Cour administrative d'appel de Marseille — Décision N° CAA13-22MA02646

lundi 10 juillet 2023

JuridictionCour administrative d'appel de Marseille
SectionCour administrative d'appel de Marseille
N° DossierCAA13-22MA02646
TypeDécision
Recoursexcès de pouvoir
Formation6ème chambre - formation à 3
Avocat requérantTRAVERSINI

Texte intégral

Vu la procédure suivante :

Procédure contentieuse antérieure :

M. B C A a demandé au tribunal administratif de Nice d'annuler l'arrêté du 3 mai 2022, par lequel le préfet des Alpes-Maritimes a refusé le renouvellement de son titre de séjour portant la mention " étudiant ", l'a obligé à quitter le territoire français et a fixé le pays de destination.

Par un jugement n° 2202806 du 27 septembre 2022, le tribunal administratif de Nice a rejeté sa demande.

Procédure devant la Cour :

Par une requête, enregistrée le 24 octobre 2022, M. A, représenté par Me Traversini, demande à la Cour :

1°) d'annuler le jugement du 27 septembre 2022 ;

2°) d'annuler l'arrêté du 3 mai 2022 ;

3°) d'enjoindre au préfet de lui délivrer un titre de séjour mention " étudiant " ou mention " vie privée et familiale ", sous astreinte de 100 euros par jour de retard à compter de la notification de l'arrêt à intervenir ;

4°) de mettre à la charge de l'État la somme de 2 000 euros sur le fondement de l'article L. 761-1 du code de justice administrative et de l'article 37 de la loi du 10 juillet 1991.

Il soutient que :

- l'arrêté en litige méconnaît l'article L. 422-1 du code de l'entrée et du séjour des étrangers et du droit d'asile dès lors qu'il justifie du caractère réel et sérieux de ses études ;

- cet arrêté méconnaît l'article L. 423-23 du code de l'entrée et du séjour des étrangers et du droit d'asile et l'article 8 de la convention européenne de sauvegarde des droits de l'homme et des libertés fondamentales ;

- le préfet a méconnu les dispositions de l'article L. 435-1 du code de l'entrée et du séjour des étrangers et du droit d'asile, en refusant de lui accorder une admission au séjour à titre exceptionnel et commis une erreur manifeste d'appréciation ;

- la décision portant obligation de quitter le territoire est illégale en raison de l'illégalité de la décision lui refusant un droit au séjour.

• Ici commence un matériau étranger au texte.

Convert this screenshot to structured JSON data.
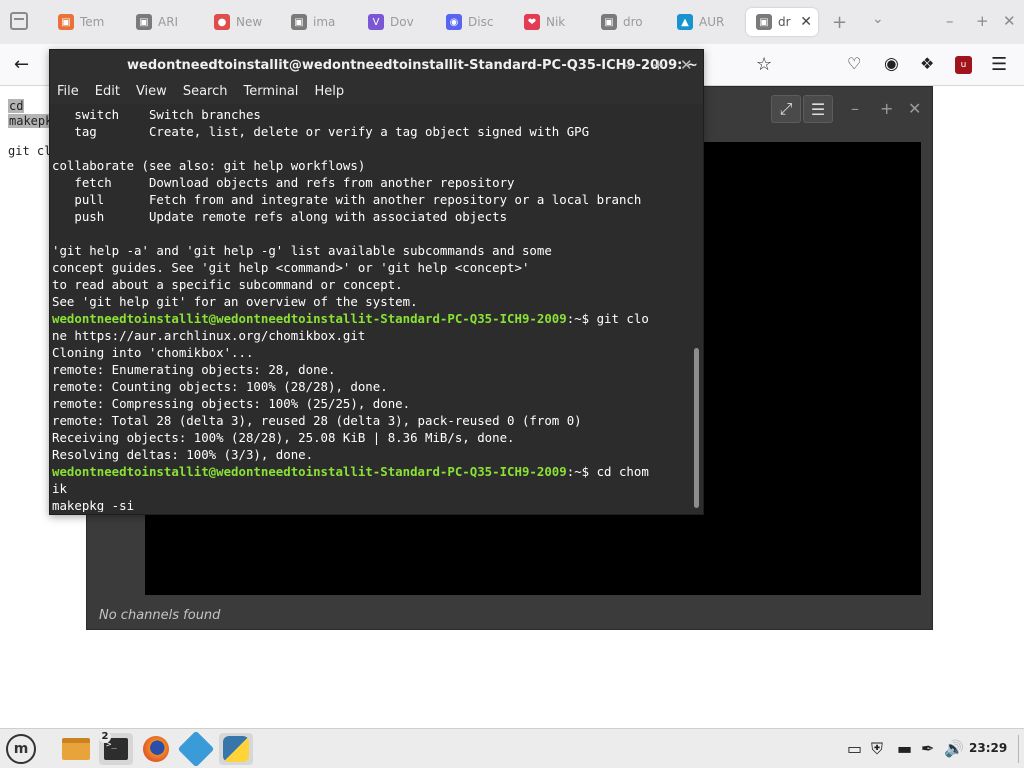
{
  "browser": {
    "tabs": [
      {
        "label": "Tem",
        "fav_color": "#e8713c",
        "fav_glyph": "▣"
      },
      {
        "label": "ARI",
        "fav_color": "#7a7a7a",
        "fav_glyph": "▣"
      },
      {
        "label": "New",
        "fav_color": "#e04d4d",
        "fav_glyph": "●"
      },
      {
        "label": "ima",
        "fav_color": "#7a7a7a",
        "fav_glyph": "▣"
      },
      {
        "label": "Dov",
        "fav_color": "#7b57d6",
        "fav_glyph": "V"
      },
      {
        "label": "Disc",
        "fav_color": "#5865f2",
        "fav_glyph": "◉"
      },
      {
        "label": "Nik",
        "fav_color": "#e43b55",
        "fav_glyph": "❤"
      },
      {
        "label": "dro",
        "fav_color": "#7a7a7a",
        "fav_glyph": "▣"
      },
      {
        "label": "AUR",
        "fav_color": "#1793d1",
        "fav_glyph": "▲"
      },
      {
        "label": "dr",
        "fav_color": "#7a7a7a",
        "fav_glyph": "▣"
      }
    ],
    "page_fragments": [
      "cd",
      "makepk",
      "git cl"
    ]
  },
  "channels_window": {
    "status": "No channels found"
  },
  "terminal": {
    "title": "wedontneedtoinstallit@wedontneedtoinstallit-Standard-PC-Q35-ICH9-2009: ~",
    "menu": [
      "File",
      "Edit",
      "View",
      "Search",
      "Terminal",
      "Help"
    ],
    "lines": [
      {
        "text": "   switch    Switch branches"
      },
      {
        "text": "   tag       Create, list, delete or verify a tag object signed with GPG"
      },
      {
        "text": ""
      },
      {
        "text": "collaborate (see also: git help workflows)"
      },
      {
        "text": "   fetch     Download objects and refs from another repository"
      },
      {
        "text": "   pull      Fetch from and integrate with another repository or a local branch"
      },
      {
        "text": "   push      Update remote refs along with associated objects"
      },
      {
        "text": ""
      },
      {
        "text": "'git help -a' and 'git help -g' list available subcommands and some"
      },
      {
        "text": "concept guides. See 'git help <command>' or 'git help <concept>'"
      },
      {
        "text": "to read about a specific subcommand or concept."
      },
      {
        "text": "See 'git help git' for an overview of the system."
      },
      {
        "prompt": "wedontneedtoinstallit@wedontneedtoinstallit-Standard-PC-Q35-ICH9-2009",
        "cmd": ":~$ git clo"
      },
      {
        "text": "ne https://aur.archlinux.org/chomikbox.git"
      },
      {
        "text": "Cloning into 'chomikbox'..."
      },
      {
        "text": "remote: Enumerating objects: 28, done."
      },
      {
        "text": "remote: Counting objects: 100% (28/28), done."
      },
      {
        "text": "remote: Compressing objects: 100% (25/25), done."
      },
      {
        "text": "remote: Total 28 (delta 3), reused 28 (delta 3), pack-reused 0 (from 0)"
      },
      {
        "text": "Receiving objects: 100% (28/28), 25.08 KiB | 8.36 MiB/s, done."
      },
      {
        "text": "Resolving deltas: 100% (3/3), done."
      },
      {
        "prompt": "wedontneedtoinstallit@wedontneedtoinstallit-Standard-PC-Q35-ICH9-2009",
        "cmd": ":~$ cd chom"
      },
      {
        "text": "ik"
      },
      {
        "text": "makepkg -si"
      }
    ]
  },
  "taskbar": {
    "terminal_badge": "2",
    "clock": "23:29"
  }
}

Les parties ont été informées, par courrier du 22 juin 2023, en application des dispositions de l'article R. 611-7 du code de justice administrative, de ce que l'arrêt était susceptible d'être fondé sur un moyen relevé d'office, tiré de la substitution de base légale, la demande de titre de séjour de M. A relevant de l'article 9 de la convention franco-sénégalaise relative à la circulation et au séjour des personnes signée à Dakar le 1er août 1995 et non de l'article L. 422-1 du code de l'entrée et du séjour des étrangers et du droit d'asile.

Des observations ont été produites le 28 juin 2023 pour M. A et communiquées le jour même.

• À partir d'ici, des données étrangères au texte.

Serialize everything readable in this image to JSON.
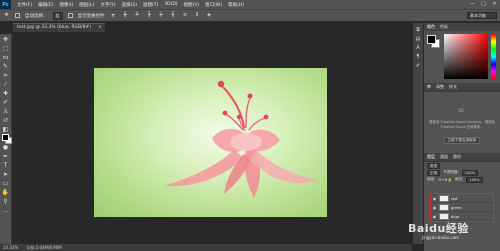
{
  "app": {
    "logo": "Ps"
  },
  "menu": [
    "文件(F)",
    "编辑(E)",
    "图像(I)",
    "图层(L)",
    "文字(Y)",
    "选择(S)",
    "滤镜(T)",
    "3D(D)",
    "视图(V)",
    "窗口(W)",
    "帮助(H)"
  ],
  "window_controls": [
    "—",
    "□",
    "✕"
  ],
  "options": {
    "auto_select_label": "自动选择：",
    "auto_select_value": "组",
    "show_transform_label": "显示变换控件",
    "workspace": "基本功能"
  },
  "document": {
    "tab_title": "test.jpg @ 33.3% (blue, RGB/8#)",
    "close": "×"
  },
  "status": {
    "zoom": "33.33%",
    "doc_size": "文档:2.64M/8.90M"
  },
  "panels": {
    "color_tabs": [
      "颜色",
      "色板"
    ],
    "libraries_tabs": [
      "库",
      "调整",
      "样式"
    ],
    "libraries_text": "要使用 Creative Cloud Libraries，请安装 Creative Cloud 应用程序。",
    "libraries_button": "立即下载应用程序",
    "layers_tabs": [
      "图层",
      "通道",
      "路径"
    ],
    "layers_kind": "类型",
    "layers_mode": "正常",
    "layers_opacity_label": "不透明度:",
    "layers_opacity": "100%",
    "layers_lock_label": "锁定:",
    "layers_fill_label": "填充:",
    "layers_fill": "100%",
    "layers": [
      {
        "name": "red"
      },
      {
        "name": "green"
      },
      {
        "name": "blue"
      }
    ]
  },
  "watermark": {
    "main": "Baidu经验",
    "sub": "jingyan.baidu.com"
  },
  "colors": {
    "highlight": "#d23030",
    "panel_bg": "#535353",
    "canvas_bg": "#282828"
  },
  "icons": [
    "move-tool-icon",
    "marquee-tool-icon",
    "lasso-tool-icon",
    "crop-tool-icon",
    "eyedropper-icon",
    "brush-tool-icon",
    "eraser-tool-icon",
    "type-tool-icon",
    "hand-tool-icon",
    "zoom-tool-icon",
    "eye-icon",
    "creative-cloud-icon"
  ]
}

M. A a été admis au bénéfice de l'aide juridictionnelle totale par une décision du 25 novembre 2022.

Vu les autres pièces du dossier.

Vu :

- la convention franco-sénégalaise relative à la circulation et au séjour des personnes signée à Dakar le 1er août 1995 ;

- la convention européenne de sauvegarde des droits de l'homme et des libertés fondamentales ;

- le code de l'entrée et du séjour des étrangers et du droit d'asile ;

- la loi du 10 juillet 1991 relative à l'aide juridique ;

- le code de justice administrative.

La présidente de la Cour a désigné M. Renaud Thielé, président assesseur de la 6ème chambre pour présider, en application de l'article R. 222-26 du code de justice administrative, la formation de jugement.

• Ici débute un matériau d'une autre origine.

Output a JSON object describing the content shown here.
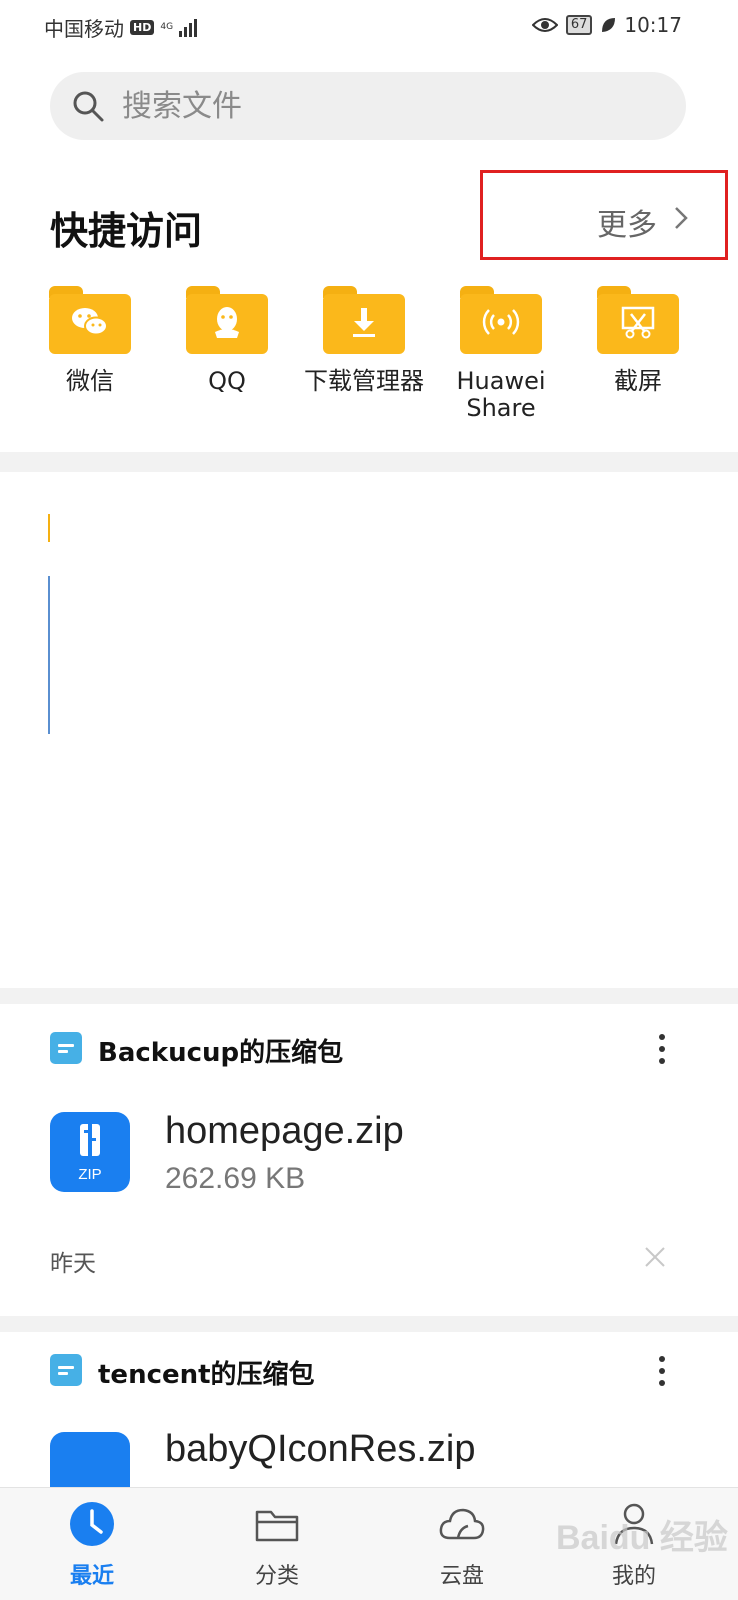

Le président de la formation de jugement a dispensé le rapporteur public, sur sa proposition, de prononcer des conclusions à l'audience.

Les parties ont été régulièrement averties du jour de l'audience.

A été entendu au cours de l'audience publique le rapport de Mme Isabelle Ruiz, rapporteure.

Considérant ce qui suit :

1. M. A, ressortissant sénégalais, né le 5 mai 1991, a sollicité, le 3 mars 2022, le renouvellement de son titre de séjour portant la mention " étudiant ". Par un arrêté du 3 mai 2022, le préfet des Alpes-Maritimes a rejeté sa demande de titre de séjour, l'a obligé à quitter le territoire français et a fixé le pays de destination. M. A a alors saisi le tribunal administratif de Nice d'une demande tendant à l'annulation de cet arrêté. Par le jugement du 27 septembre 2022, le tribunal administratif a rejeté cette demande. M. A fait appel de ce jugement.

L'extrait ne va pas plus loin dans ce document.